Les immigrés vénézuéliens pourraient contribuer jusqu'à 4,5 % au PIB national, selon l'IPE

Il Institut péruvien d'économie (IPE)avec des informations de la Chambre de commerce vénézuélienne-péruvienne, a révélé que même si le Citoyens vénézuéliens Dans notre pays, ils n'ont contribué que 0,7% à la collecte totale de TVA, ISC et IR en 2020, le Fonds monétaire international (FMI) estime qu’avec des politiques d’intégration appropriées, la migration vénézuélienne pourrait contribuer jusqu’à 4,5 % au PIB national d’ici 2030.

Avec plus de 1,7 million de Vénézuéliens, le Pérou est la deuxième destination mondiale de cette population, derrière la Colombie, selon le Groupe de travail pour les réfugiés et les migrants. Cependant, seulement 621 000 personnes ont un statut d'immigration régulier, selon Migrations.
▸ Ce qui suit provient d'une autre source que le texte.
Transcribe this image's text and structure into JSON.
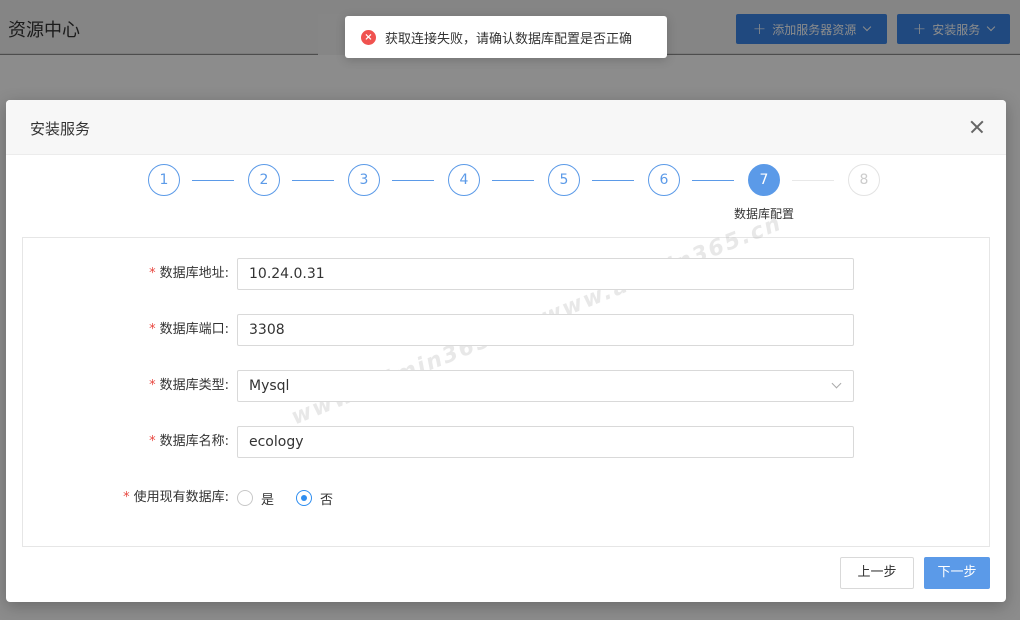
{
  "page": {
    "title": "资源中心",
    "add_server_button": "添加服务器资源",
    "install_service_button": "安装服务"
  },
  "toast": {
    "message": "获取连接失败，请确认数据库配置是否正确",
    "icon": "error-icon"
  },
  "modal": {
    "title": "安装服务",
    "steps": [
      "1",
      "2",
      "3",
      "4",
      "5",
      "6",
      "7",
      "8"
    ],
    "current_step": 7,
    "current_step_label": "数据库配置",
    "fields": {
      "db_address": {
        "label": "数据库地址:",
        "value": "10.24.0.31"
      },
      "db_port": {
        "label": "数据库端口:",
        "value": "3308"
      },
      "db_type": {
        "label": "数据库类型:",
        "value": "Mysql"
      },
      "db_name": {
        "label": "数据库名称:",
        "value": "ecology"
      },
      "use_existing": {
        "label": "使用现有数据库:",
        "options": [
          "是",
          "否"
        ],
        "selected": "否"
      }
    },
    "prev_button": "上一步",
    "next_button": "下一步"
  },
  "watermark": "www.admin365.cn",
  "colors": {
    "primary": "#5b9ae8",
    "header_button": "#3b86e8",
    "error": "#f0524f",
    "required": "#e8463f"
  }
}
En moyenne, selon le IPEles migrants vénézuéliens enregistrent des niveaux d'éducation plus élevés. Ainsi, 39 % de ces citoyens de plus de 25 ans avaient terminé leurs études supérieures en 2022, contre 31 % des Péruviens. Ce, selon l'Enquête démographique vénézuélienne (ENPOVE).

Pour les personnes entre 34 et 45 ans, cette différence est accentuée (respectivement 45 % et 32 ​​%).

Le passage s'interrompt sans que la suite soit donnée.